With money and gear comes power and who has power and who doesn’t is the very essence of what a metagame is all about. Earning these things allows the player to more efficiently complete more difficult quests, which in turn earns the player more experience, better gear, and more in game money.
Archeage map and levels of each area series#
Each game sets the player on a series of quests around the game world, the completion of which earns the player experience, gear, or game currency. Its interface will be familiar to players of games such as World of Warcraft, Blade & Soul, or Final Fantasy XIV. There’s a western continent and an eastern continent who are locked in eternal warfare against one another – but not only that – they also fight amongst themselves. While this has traditionally been a facet that has mostly existed and been covered extensively in EVE Online, it’s apparent that other games have it as well, including Archeage.ĪrcheAge is your standard MMORPG. In this area, diplomacy, spycraft, thievery, and personal willpower are the tools of the trade and the gamespace becomes communication channels like Skype, Discord, and Teamspeak. Taking things up a notch, sandbox-style MMO games add additional wrinkles to “the meta” in ways to not only discuss in-game mechanics but to form out-of-game mechanics that go beyond the developer’s design or control.

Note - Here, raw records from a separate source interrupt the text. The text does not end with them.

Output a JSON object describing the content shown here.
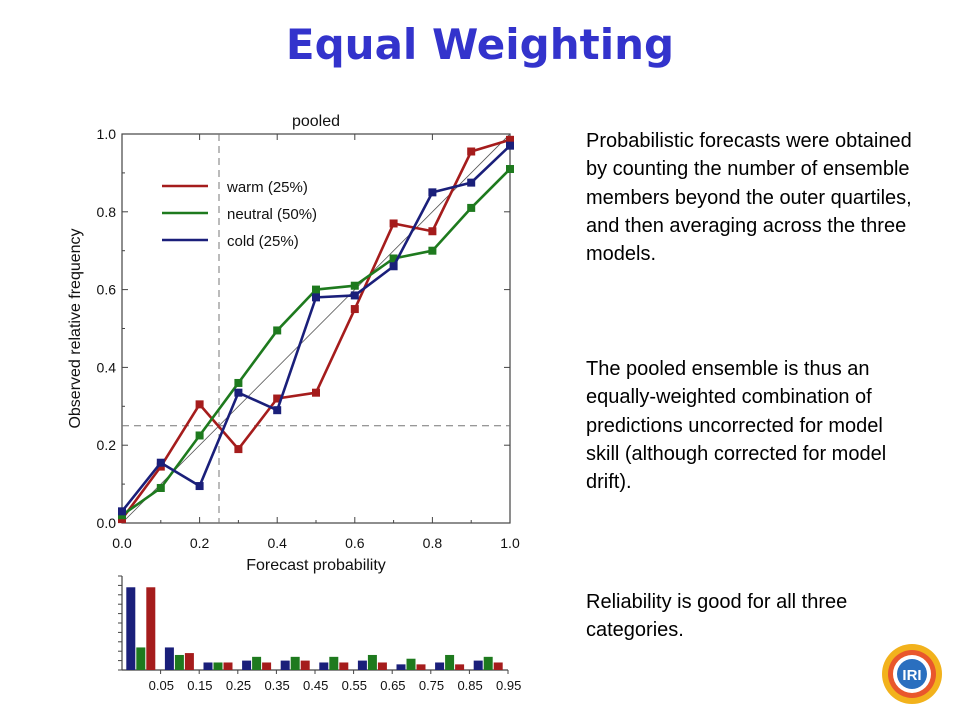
{
  "slide": {
    "title": "Equal Weighting",
    "paragraphs": [
      "Probabilistic forecasts were obtained by counting the number of ensemble members beyond the outer quartiles, and then averaging across the three models.",
      "The pooled ensemble is thus an equally-weighted combination of predictions uncorrected for model skill (although corrected for model drift).",
      "Reliability is good for all three categories."
    ]
  },
  "logo": {
    "text": "IRI",
    "icon": "iri-logo"
  },
  "chart_data": [
    {
      "type": "line",
      "title": "pooled",
      "xlabel": "Forecast probability",
      "ylabel": "Observed relative frequency",
      "xlim": [
        0,
        1
      ],
      "ylim": [
        0,
        1
      ],
      "xticks": [
        "0.0",
        "0.2",
        "0.4",
        "0.6",
        "0.8",
        "1.0"
      ],
      "yticks": [
        "0.0",
        "0.2",
        "0.4",
        "0.6",
        "0.8",
        "1.0"
      ],
      "reference_lines": {
        "diagonal": true,
        "vertical_x": 0.25,
        "horizontal_y": 0.25
      },
      "legend_position": "top-left",
      "x": [
        0.0,
        0.1,
        0.2,
        0.3,
        0.4,
        0.5,
        0.6,
        0.7,
        0.8,
        0.9,
        1.0
      ],
      "series": [
        {
          "name": "warm (25%)",
          "color": "#a51c1c",
          "values": [
            0.01,
            0.145,
            0.305,
            0.19,
            0.32,
            0.335,
            0.55,
            0.77,
            0.75,
            0.955,
            0.985
          ]
        },
        {
          "name": "neutral (50%)",
          "color": "#1e7a1e",
          "values": [
            0.02,
            0.09,
            0.225,
            0.36,
            0.495,
            0.6,
            0.61,
            0.68,
            0.7,
            0.81,
            0.91
          ]
        },
        {
          "name": "cold (25%)",
          "color": "#1a1f7a",
          "values": [
            0.03,
            0.155,
            0.095,
            0.335,
            0.29,
            0.58,
            0.585,
            0.66,
            0.85,
            0.875,
            0.97
          ]
        }
      ]
    },
    {
      "type": "bar",
      "categories": [
        "0.05",
        "0.15",
        "0.25",
        "0.35",
        "0.45",
        "0.55",
        "0.65",
        "0.75",
        "0.85",
        "0.95"
      ],
      "series": [
        {
          "name": "cold (25%)",
          "color": "#1a1f7a",
          "values": [
            0.44,
            0.12,
            0.04,
            0.05,
            0.05,
            0.04,
            0.05,
            0.03,
            0.04,
            0.05
          ]
        },
        {
          "name": "neutral (50%)",
          "color": "#1e7a1e",
          "values": [
            0.12,
            0.08,
            0.04,
            0.07,
            0.07,
            0.07,
            0.08,
            0.06,
            0.08,
            0.07
          ]
        },
        {
          "name": "warm (25%)",
          "color": "#a51c1c",
          "values": [
            0.44,
            0.09,
            0.04,
            0.04,
            0.05,
            0.04,
            0.04,
            0.03,
            0.03,
            0.04
          ]
        }
      ]
    }
  ]
}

Ultimately, the metagame is about one thing: Who’s on top? The “flavor of the month” approach is about more than beating a fight or achieving a singular goal. Most of the time, “the meta” revolves around what classes, weapons, and fighting strategies are the most popular – essentially what is the “flavor of the month.” While a lot of this is determined in-game, a good deal of it gets theory-crafted and debated outside the game or a game’s forums or subreddit community. This is where players interact, band together, and engage in conflict of one form or another, depending on the game. Every multiplayer video game has a meta-game, a game-within-a-game, so to speak.